Lufthansa a conclu un accord de sauvetage de 9 milliards d’euros (8 milliards de livres sterling) avec le gouvernement allemand, ce qui lui donne une part de 20% dans la compagnie aérienne en difficulté.
Le plan de sauvetage massif des entreprises donne également à Berlin un droit de veto en cas d’offre publique d’achat hostile sur le porte-drapeau allemand, car il cherche à sauvegarder des milliers d’emplois.
Lufthansa a été enfermé dans des discussions avec le gouvernement pendant des semaines au sujet de l’aide dont il a besoin pour survivre aux turbulences liées aux voyages provoquées par coronavirus pandémie.
Au cœur des négociations, il y avait le contrôle de la compagnie aérienne en échange d’un soutien financier.
Le gouvernement allemand a passé des décennies à se décharger des participations dans les entreprises, mais reste un actionnaire important des anciens monopoles d’État, dont Deutsche Post et Deutsche Telekom.
Berlin détient également une participation de 15% dans la Commerzbank, qu’elle a acquise pendant la crise financière mondiale.
D’autres compagnies aériennes, notamment la compagnie franco-néerlandaise Air France-KLM et les transporteurs américains American Airlines, United Airlines et Delta Air Lines, ont également demandé une aide d’État après COVID-19[feminine frapper les voyages mondiaux.
Les actions de Lufthansa ont clôturé en hausse de 7,5% à l’annonce de l’accord.
Le gouvernement de Berlin a déclaré que la compagnie aérienne avait été saine et rentable sur le plan opérationnel, mais qu’elle avait rencontré des difficultés à cause de la pandémie.
« Le soutien que nous préparons ici est pour une période limitée », a déclaré le ministre des Finances Olaf Scholz à propos du plan de sauvetage.

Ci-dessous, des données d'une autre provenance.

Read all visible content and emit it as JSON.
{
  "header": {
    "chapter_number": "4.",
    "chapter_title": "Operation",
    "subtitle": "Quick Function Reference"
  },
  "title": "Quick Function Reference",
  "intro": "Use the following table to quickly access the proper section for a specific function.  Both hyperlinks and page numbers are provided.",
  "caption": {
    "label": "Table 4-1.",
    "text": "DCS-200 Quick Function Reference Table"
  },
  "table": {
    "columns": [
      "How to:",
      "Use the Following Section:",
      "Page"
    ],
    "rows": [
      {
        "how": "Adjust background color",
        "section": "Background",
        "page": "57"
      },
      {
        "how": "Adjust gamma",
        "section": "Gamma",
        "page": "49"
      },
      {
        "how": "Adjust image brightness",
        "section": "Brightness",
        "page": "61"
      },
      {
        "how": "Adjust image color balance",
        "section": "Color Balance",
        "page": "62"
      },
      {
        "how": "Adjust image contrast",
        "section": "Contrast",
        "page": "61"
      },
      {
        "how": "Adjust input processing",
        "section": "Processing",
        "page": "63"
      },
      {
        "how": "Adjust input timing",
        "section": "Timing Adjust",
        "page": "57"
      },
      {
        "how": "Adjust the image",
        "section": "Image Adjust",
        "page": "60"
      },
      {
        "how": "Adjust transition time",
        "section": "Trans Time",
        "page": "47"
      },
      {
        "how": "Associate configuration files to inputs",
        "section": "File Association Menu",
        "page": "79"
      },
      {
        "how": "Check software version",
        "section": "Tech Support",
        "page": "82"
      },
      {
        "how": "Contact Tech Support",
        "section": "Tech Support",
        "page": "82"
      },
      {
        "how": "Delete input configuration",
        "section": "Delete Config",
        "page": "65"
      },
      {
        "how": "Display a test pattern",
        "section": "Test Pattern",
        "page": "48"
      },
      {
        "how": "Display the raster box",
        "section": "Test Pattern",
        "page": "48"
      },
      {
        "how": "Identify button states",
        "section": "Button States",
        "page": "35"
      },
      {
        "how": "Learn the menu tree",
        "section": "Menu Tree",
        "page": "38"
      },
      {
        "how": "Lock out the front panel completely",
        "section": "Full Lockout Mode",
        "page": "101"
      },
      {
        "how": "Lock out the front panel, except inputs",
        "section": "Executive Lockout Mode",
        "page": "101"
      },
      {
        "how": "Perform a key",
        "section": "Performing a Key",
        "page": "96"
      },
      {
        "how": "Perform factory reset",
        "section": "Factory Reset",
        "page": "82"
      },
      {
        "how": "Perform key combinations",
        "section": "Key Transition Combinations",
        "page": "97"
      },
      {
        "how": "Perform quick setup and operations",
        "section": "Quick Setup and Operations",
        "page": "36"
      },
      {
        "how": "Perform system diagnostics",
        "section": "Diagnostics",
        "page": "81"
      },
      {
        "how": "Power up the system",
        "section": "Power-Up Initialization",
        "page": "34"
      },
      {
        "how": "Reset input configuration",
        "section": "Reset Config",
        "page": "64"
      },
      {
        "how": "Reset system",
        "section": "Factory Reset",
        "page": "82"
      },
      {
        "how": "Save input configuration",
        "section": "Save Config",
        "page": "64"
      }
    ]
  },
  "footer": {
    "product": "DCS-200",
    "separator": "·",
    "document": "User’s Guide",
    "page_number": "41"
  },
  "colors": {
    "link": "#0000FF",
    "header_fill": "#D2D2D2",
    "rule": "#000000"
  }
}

Berlin, qui a mis en place un fonds de 100 milliards d’euros (89,5 milliards de livres sterling) pour prendre des participations dans des sociétés frappées par la crise des coronavirus, a annoncé son intention de vendre la participation de Lufthansa d’ici la fin de 2023.
« Lorsque la société sera de nouveau en forme, l’État vendra sa participation et, espérons-le … avec un petit bénéfice qui nous met en position de financer les nombreuses exigences que nous devons satisfaire maintenant, pas seulement dans cette société », M. Scholz a ajouté.
Les conditions de l’accord comprennent la renonciation aux futurs paiements de dividendes et les plafonds de rémunération des dirigeants, a déclaré Lufthansa.
Le gouvernement occupera également deux sièges à son conseil de surveillance, dont un deviendra membre du comité d’audit.
Dans le cadre de ce paquet, la participation de l’État pourrait augmenter de 5% pour protéger Lufthansa contre une prise de contrôle hostile.
« Cet (accord de sauvetage) empêchera la vente de Lufthansa », a déclaré le ministre de l’Economie, Peter Altmaier, soulignant que cela aiderait à sauver des milliers d’emplois.
Lufthansa recevra séparément un prêt de trois ans de 3 milliards d’euros (2,7 milliards de livres sterling) de la KfW et des banques privées soutenues par l’État.
Le sauvetage du gouvernement nécessite toujours l’approbation des actionnaires ainsi que de la Commission européenne.
M. Altmaier a déclaré: « Nous avons assuré la liaison avec Bruxelles sur tous les gros plans de sauvetage avec lesquels nous avons évité des millions de chômeurs et empêché de nombreuses entreprises de faire faillite.
« Ils ont tous été approuvés à la fin … donc cela me donne l’espoir que nous trouverons également une solution dans ce cas. »
L’Allemagne est toujours en train de discuter avec le chien de garde de la concurrence européenne des créneaux aéroportuaires qu’elle devra abandonner pour garantir que le renflouement n’entrave pas la concurrence, selon des sources.